Paul schreef hoe we deze zomer onbedoeld in het Franse plaatsje Soissons belandden. Hij vernoemd in dat stukje terloops de beroemde bonen die in dit stadje en haar omgeving gekweekt worden. Heel terloops, want eigenlijk waren die bonen de aanleiding tot het hele verhaal, maar ja, zoals dat gaat met een verhaal… Je begint hier, en eindigt… tja. Het kwam eigenlijk zo: Lizet Kruyff schreef een artikel op haar website over de bonen van Soissons. Ze geeft daarin een ook recept met deze bonen. Het recept is van Lise Bèséme-Pia, uit het boek
“La Cuisine rustique de la Champagne”, uit 2004. Het is een vrij ‘kaal’ recept. Zonder al te veel opsmuk worden de bonen verwerkt tot ‘galettes’, een soort bonenkoekjes dus. Lise noemt ze ‘galettes Clovis’ naar de Frankische vorst Clovis, (466-511). Clovis is behoorlijk populair in en rondom Soissons. Je komt hem bij wijze van spreken op iedere hoek van de straat tegen.

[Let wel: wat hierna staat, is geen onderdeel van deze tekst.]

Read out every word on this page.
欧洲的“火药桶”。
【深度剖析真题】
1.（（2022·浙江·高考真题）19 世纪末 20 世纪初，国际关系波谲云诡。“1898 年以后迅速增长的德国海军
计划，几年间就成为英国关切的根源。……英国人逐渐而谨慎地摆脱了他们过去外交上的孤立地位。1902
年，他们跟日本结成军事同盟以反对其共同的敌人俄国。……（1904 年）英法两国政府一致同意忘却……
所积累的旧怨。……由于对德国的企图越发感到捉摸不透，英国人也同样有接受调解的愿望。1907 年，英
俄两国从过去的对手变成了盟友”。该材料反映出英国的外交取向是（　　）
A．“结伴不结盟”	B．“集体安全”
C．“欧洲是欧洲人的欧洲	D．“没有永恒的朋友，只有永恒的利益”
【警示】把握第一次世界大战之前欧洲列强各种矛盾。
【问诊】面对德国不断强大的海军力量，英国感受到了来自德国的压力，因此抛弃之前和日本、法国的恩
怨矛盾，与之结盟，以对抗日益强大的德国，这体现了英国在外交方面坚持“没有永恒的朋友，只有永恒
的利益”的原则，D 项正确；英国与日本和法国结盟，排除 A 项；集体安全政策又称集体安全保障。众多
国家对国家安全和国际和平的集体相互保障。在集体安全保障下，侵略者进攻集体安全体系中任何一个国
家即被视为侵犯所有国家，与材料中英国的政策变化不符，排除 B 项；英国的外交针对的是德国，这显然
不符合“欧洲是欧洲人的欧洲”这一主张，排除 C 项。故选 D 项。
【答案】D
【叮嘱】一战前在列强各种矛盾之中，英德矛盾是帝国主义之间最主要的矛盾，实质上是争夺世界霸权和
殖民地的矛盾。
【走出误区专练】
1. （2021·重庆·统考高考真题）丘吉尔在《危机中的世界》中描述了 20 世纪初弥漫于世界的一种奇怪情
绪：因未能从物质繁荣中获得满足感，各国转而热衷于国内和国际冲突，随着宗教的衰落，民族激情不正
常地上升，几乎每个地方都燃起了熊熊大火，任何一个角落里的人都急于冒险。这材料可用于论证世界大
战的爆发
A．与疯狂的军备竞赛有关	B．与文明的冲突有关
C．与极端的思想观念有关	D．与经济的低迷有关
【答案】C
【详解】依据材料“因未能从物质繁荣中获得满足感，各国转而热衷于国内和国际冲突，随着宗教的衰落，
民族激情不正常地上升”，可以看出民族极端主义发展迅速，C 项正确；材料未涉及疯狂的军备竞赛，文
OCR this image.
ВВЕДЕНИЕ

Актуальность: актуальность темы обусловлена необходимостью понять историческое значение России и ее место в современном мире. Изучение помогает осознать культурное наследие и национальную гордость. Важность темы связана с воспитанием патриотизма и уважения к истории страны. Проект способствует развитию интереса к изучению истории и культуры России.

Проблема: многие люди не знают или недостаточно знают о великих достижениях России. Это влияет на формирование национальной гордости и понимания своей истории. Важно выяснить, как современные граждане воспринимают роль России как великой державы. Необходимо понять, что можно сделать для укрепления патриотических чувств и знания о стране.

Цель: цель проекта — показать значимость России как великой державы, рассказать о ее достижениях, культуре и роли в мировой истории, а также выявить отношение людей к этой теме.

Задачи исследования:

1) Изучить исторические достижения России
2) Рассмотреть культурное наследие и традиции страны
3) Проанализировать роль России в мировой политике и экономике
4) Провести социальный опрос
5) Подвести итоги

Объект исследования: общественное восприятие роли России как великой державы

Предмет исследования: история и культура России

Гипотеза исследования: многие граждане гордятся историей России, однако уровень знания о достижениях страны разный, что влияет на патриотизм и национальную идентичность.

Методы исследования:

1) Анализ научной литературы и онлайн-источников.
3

Maar goed, nu dwaal ik ook af, het recept van Lise :
Galettes Clovis
Neem een flinke kop witte bonen van Soissons en laat die 12 uur weken in ruim water. Laat ze daarna in licht gezouten water gaar koken zodat je ze kunt pureren. Doe de bonen in een kom met een geweekte boterham en een vers ei en pureer ze tot een glad ‘deeg’. Rol dit uit op een met paneermeel bestrooid werkvlak tot vingerdikte. Steek met een glas rondjes uit (zal dat hier een champagneglas zijn?), wentel die in bloem of paneermeel en bak ze in ruim boter aan beide kanten goudbruin. Strooi er fijngehakte peterselie over.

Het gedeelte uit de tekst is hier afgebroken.